Meine Mutter schätzte die Lage anders ein. Sie hielt es für diskussionslos beschämend, dass sich ihre Tochter im Französischunterricht durch einen dermaßen blöden Fehler hervorgetan hatte. Wie gern hätte ich damals »entspannte« Eltern gehabt, die mich »aufgebaut« hätten, indem sie stolz darauf gewesen wären, dass sich ihre Tochter überhaupt im Unterricht meldet, »Bouillabaisse« hin oder her.
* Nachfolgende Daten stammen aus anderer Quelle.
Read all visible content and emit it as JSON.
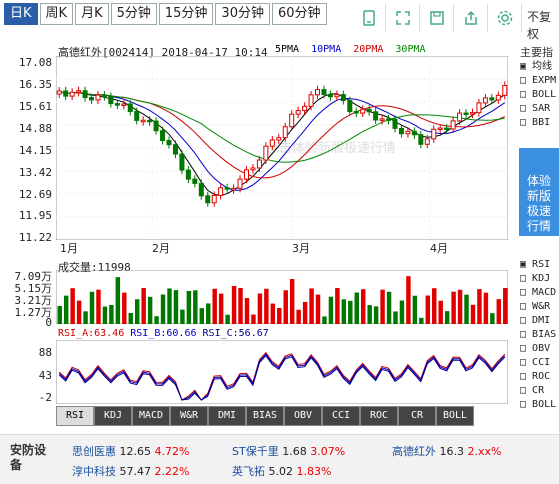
{
  "tabs": [
    "日K",
    "周K",
    "月K",
    "5分钟",
    "15分钟",
    "30分钟",
    "60分钟"
  ],
  "icons": [
    "stock-icon",
    "expand-icon",
    "save-icon",
    "share-icon",
    "settings-icon"
  ],
  "restore_label": "不复权",
  "stock": {
    "title": "高德红外[002414]",
    "datetime": "2018-04-17 10:14"
  },
  "legend": [
    {
      "label": "5PMA",
      "color": "#000000"
    },
    {
      "label": "10PMA",
      "color": "#0000cc"
    },
    {
      "label": "20PMA",
      "color": "#cc0000"
    },
    {
      "label": "30PMA",
      "color": "#008800"
    }
  ],
  "watermark": "点击体验新版极速行情",
  "y_labels": [
    "17.08",
    "16.35",
    "15.61",
    "14.88",
    "14.15",
    "13.42",
    "12.69",
    "11.95",
    "11.22"
  ],
  "x_labels": [
    "1月",
    "2月",
    "3月",
    "4月"
  ],
  "side_title": "主要指",
  "side_main": [
    "均线",
    "EXPM",
    "BOLL",
    "SAR",
    "BBI"
  ],
  "promo": [
    "体验",
    "新版",
    "极速",
    "行情"
  ],
  "side_sub": [
    "RSI",
    "KDJ",
    "MACD",
    "W&R",
    "DMI",
    "BIAS",
    "OBV",
    "CCI",
    "ROC",
    "CR",
    "BOLL"
  ],
  "volume": {
    "label": "成交量:11998",
    "y_labels": [
      "7.09万",
      "5.15万",
      "3.21万",
      "1.27万",
      "0"
    ]
  },
  "rsi": {
    "a": "RSI_A:63.46",
    "b": "RSI_B:60.66",
    "c": "RSI_C:56.67",
    "y_labels": [
      "88",
      "43",
      "-2"
    ]
  },
  "indicator_buttons": [
    "RSI",
    "KDJ",
    "MACD",
    "W&R",
    "DMI",
    "BIAS",
    "OBV",
    "CCI",
    "ROC",
    "CR",
    "BOLL"
  ],
  "ticker": {
    "label": "安防设备",
    "items": [
      {
        "name": "思创医惠",
        "price": "12.65",
        "pct": "4.72%"
      },
      {
        "name": "ST保千里",
        "price": "1.68",
        "pct": "3.07%"
      },
      {
        "name": "高德红外",
        "price": "16.3",
        "pct": "2.xx%"
      },
      {
        "name": "淳中科技",
        "price": "57.47",
        "pct": "2.22%"
      },
      {
        "name": "英飞拓",
        "price": "5.02",
        "pct": "1.83%"
      }
    ]
  },
  "colors": {
    "up": "#e00000",
    "down": "#007700",
    "tab_active": "#2a5fa8",
    "promo": "#3a8fe0"
  },
  "chart_data": [
    {
      "type": "candlestick",
      "title": "高德红外[002414]",
      "y_range": [
        11.22,
        17.08
      ],
      "x_labels": [
        "1月",
        "2月",
        "3月",
        "4月"
      ],
      "ma_series": [
        "5PMA",
        "10PMA",
        "20PMA",
        "30PMA"
      ]
    },
    {
      "type": "bar",
      "title": "成交量:11998",
      "y_range": [
        0,
        70900
      ]
    },
    {
      "type": "line",
      "series": [
        {
          "name": "RSI_A",
          "value": 63.46
        },
        {
          "name": "RSI_B",
          "value": 60.66
        },
        {
          "name": "RSI_C",
          "value": 56.67
        }
      ],
      "y_range": [
        -2,
        88
      ]
    }
  ]
}
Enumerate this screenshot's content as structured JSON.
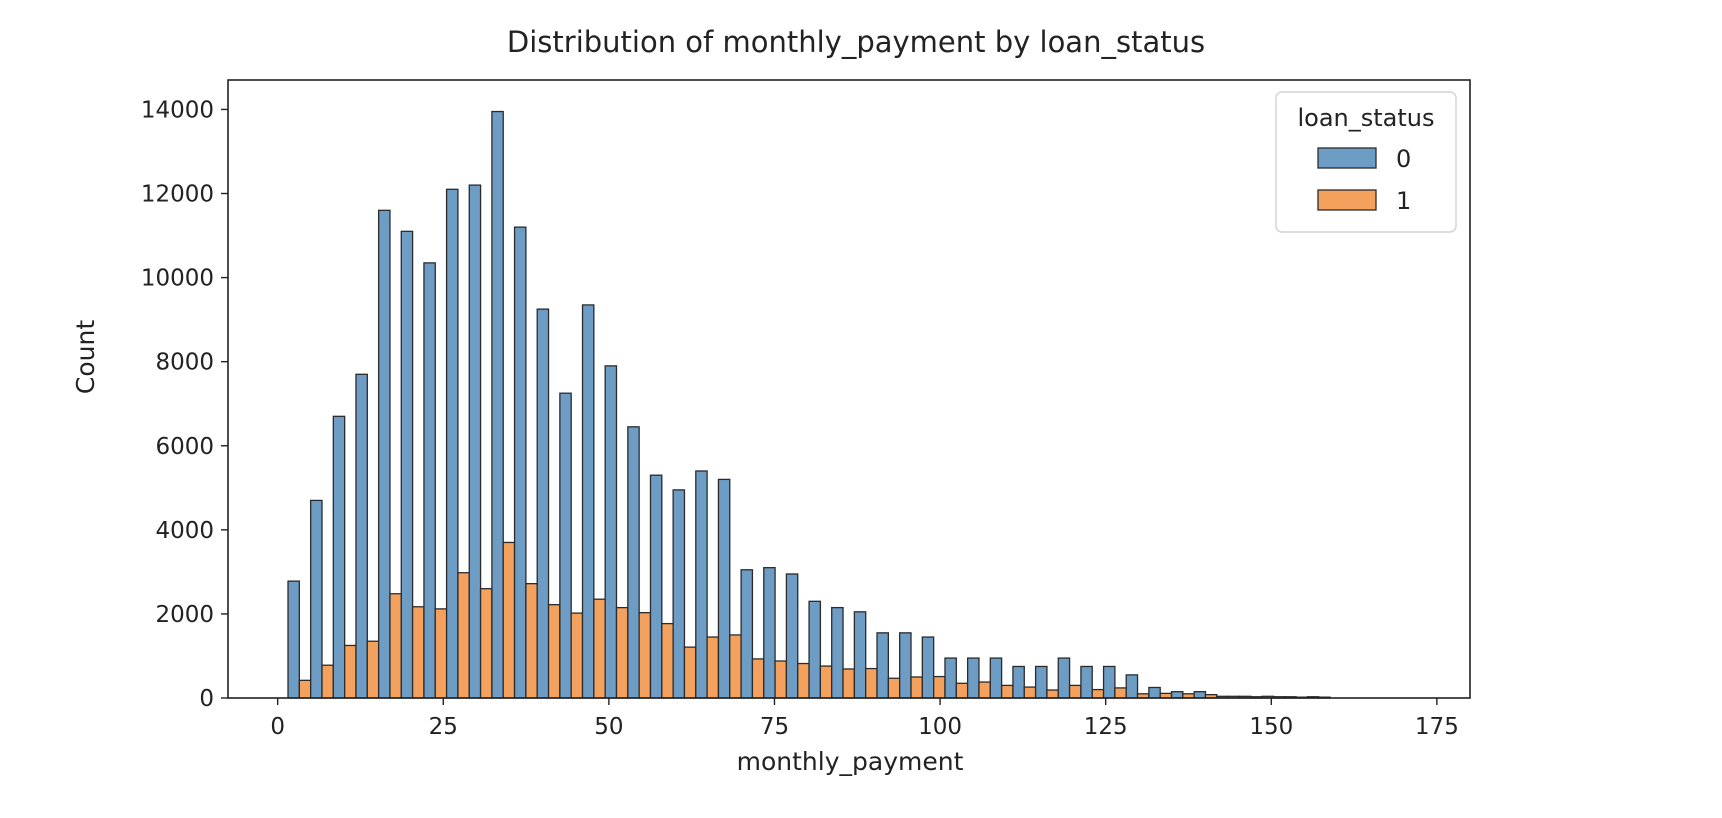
{
  "chart_data": {
    "type": "bar",
    "title": "Distribution of monthly_payment by loan_status",
    "xlabel": "monthly_payment",
    "ylabel": "Count",
    "xlim": [
      -7.5,
      180
    ],
    "ylim": [
      0,
      14700
    ],
    "x_ticks": [
      0,
      25,
      50,
      75,
      100,
      125,
      150,
      175
    ],
    "y_ticks": [
      0,
      2000,
      4000,
      6000,
      8000,
      10000,
      12000,
      14000
    ],
    "grid": false,
    "bin_width": 3.42,
    "bin_starts": [
      1.56,
      4.98,
      8.4,
      11.82,
      15.24,
      18.66,
      22.08,
      25.5,
      28.92,
      32.34,
      35.76,
      39.18,
      42.6,
      46.02,
      49.44,
      52.86,
      56.28,
      59.7,
      63.12,
      66.54,
      69.96,
      73.38,
      76.8,
      80.22,
      83.64,
      87.06,
      90.48,
      93.9,
      97.32,
      100.74,
      104.16,
      107.58,
      111.0,
      114.42,
      117.84,
      121.26,
      124.68,
      128.1,
      131.52,
      134.94,
      138.36,
      141.78,
      145.2,
      148.62,
      152.04,
      155.46
    ],
    "legend": {
      "title": "loan_status",
      "position": "top-right",
      "entries": [
        "0",
        "1"
      ]
    },
    "series": [
      {
        "name": "0",
        "color": "#6d9cc5",
        "values": [
          2780,
          4700,
          6700,
          7700,
          11600,
          11100,
          10350,
          12100,
          12200,
          13950,
          11200,
          9250,
          7250,
          9350,
          7900,
          6450,
          5300,
          4950,
          5400,
          5200,
          3050,
          3100,
          2950,
          2300,
          2150,
          2050,
          1550,
          1550,
          1450,
          950,
          950,
          950,
          750,
          750,
          950,
          750,
          750,
          550,
          250,
          150,
          150,
          40,
          40,
          40,
          30,
          30
        ]
      },
      {
        "name": "1",
        "color": "#f4a15e",
        "values": [
          420,
          780,
          1250,
          1350,
          2480,
          2170,
          2120,
          2980,
          2600,
          3700,
          2720,
          2220,
          2020,
          2350,
          2150,
          2030,
          1770,
          1210,
          1450,
          1500,
          930,
          880,
          820,
          760,
          690,
          700,
          470,
          500,
          510,
          350,
          380,
          300,
          260,
          190,
          300,
          200,
          240,
          100,
          110,
          100,
          80,
          40,
          30,
          30,
          20,
          20
        ]
      }
    ]
  }
}
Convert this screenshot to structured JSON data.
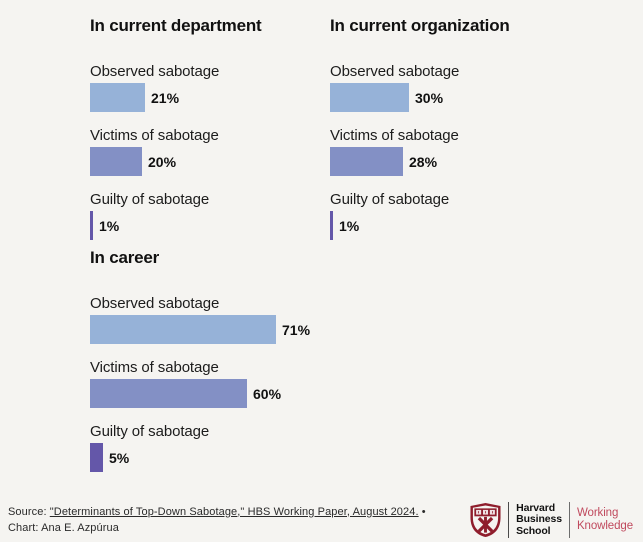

Wie oft möchte ich heute selbst »Schäm dich!« rufen, wenn in einer der zahllosen Ratesendungen der Kandidat vermutet, dass Ödön von Horváth (»nie gehört«) ein türkischer Schriftsteller sein müsse, und es sich bei dem gesuchten Theaterstück deshalb wohl am ehesten um die »Geschichten aus dem Häagen-Dazs« handeln werde. (»Nö, den Laden kenn ich eigentlich auch nicht – Döner?«)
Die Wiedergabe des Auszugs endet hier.